Page MenuHomeDevCentral

Allow to run queries for reporting
Open, WishlistPublic

Description

We can run queries for analytics or report purpose.

Could we create a service to store and run those queries easily?

What kind of service?

Wikimedia build Quarry, https://quarry.wmcloud.org/query/runs/all

It allows to freely query a safe replication of database without credentials or sensitive information

They're also switching to https://superset.apache.org/ as a front-end to use those replica.

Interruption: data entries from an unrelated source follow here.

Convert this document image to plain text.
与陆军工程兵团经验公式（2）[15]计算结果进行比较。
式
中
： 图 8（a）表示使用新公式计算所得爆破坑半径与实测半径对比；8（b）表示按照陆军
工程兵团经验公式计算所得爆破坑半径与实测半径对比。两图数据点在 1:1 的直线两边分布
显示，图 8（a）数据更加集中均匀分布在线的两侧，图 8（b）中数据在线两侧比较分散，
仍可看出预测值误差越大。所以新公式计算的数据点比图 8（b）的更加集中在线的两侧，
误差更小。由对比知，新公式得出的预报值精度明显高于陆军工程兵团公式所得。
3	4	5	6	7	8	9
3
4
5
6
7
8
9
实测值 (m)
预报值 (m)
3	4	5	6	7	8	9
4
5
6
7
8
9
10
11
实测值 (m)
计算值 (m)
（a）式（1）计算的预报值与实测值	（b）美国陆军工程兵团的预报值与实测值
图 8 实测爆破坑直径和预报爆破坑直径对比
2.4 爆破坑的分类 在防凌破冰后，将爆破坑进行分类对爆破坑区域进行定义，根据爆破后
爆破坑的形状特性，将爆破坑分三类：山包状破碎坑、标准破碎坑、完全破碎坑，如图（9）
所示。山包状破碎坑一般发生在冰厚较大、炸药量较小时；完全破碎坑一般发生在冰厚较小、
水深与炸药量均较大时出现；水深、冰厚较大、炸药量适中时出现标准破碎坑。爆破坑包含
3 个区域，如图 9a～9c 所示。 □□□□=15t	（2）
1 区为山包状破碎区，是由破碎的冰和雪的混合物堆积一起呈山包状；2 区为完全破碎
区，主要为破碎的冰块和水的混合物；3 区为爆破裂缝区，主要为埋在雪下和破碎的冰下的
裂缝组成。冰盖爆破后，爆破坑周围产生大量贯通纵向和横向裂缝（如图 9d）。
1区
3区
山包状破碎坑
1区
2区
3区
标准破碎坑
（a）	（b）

As we don't have data interesting to general public outside Nasqueron Databases,
we could only have a repository to store queries, and a service to run them publicly or through CLI on a devserver. Such service would only have access to SELECT right on the tables it needs.

Candidate databases servers

Those queries can be run:

  • on db-A cluster for PostgreSQL services
  • on db-B cluster for MySQL services using MariaDB 10
  • on acquisitariat for MySQL services using MySQL 8 on Docker PaaS

Output

Output can be:

Examples

An example of query to include a report as a MediaWiki table:

DevCentral :: Phabricator revisions with token to mark them as AI-assisted
SELECT
    CONCAT("{{D|", rev.id, "}}") as revision,
    title,
    DATE_FORMAT(FROM_UNIXTIME(rev.dateCreated), '%Y-%m-%d') as `date`,
    userName,
    CONCAT("{{Repo|", repositorySlug, "}}") as repository
FROM devcentral_differential.differential_revision rev
    LEFT JOIN devcentral_repository.repository repo ON repo.phid = rev.repositoryPHID
    LEFT JOIN devcentral_user.user ON user.phid = authorPHID
WHERE rev.phid IN (SELECT DISTINCT objectPHID FROM devcentral_token.token_given WHERE tokenPHID = "PHID-TOKN-emoji-3");

Event Timeline

As a minimum, to have somewhere (a reports repository?) where we can write those report queries could already be useful, so we don't lose them.

dereckson triaged this task as Wishlist priority.May 25 2023, 04:23
dereckson moved this task from Backlog to Services / Features on the DBA board.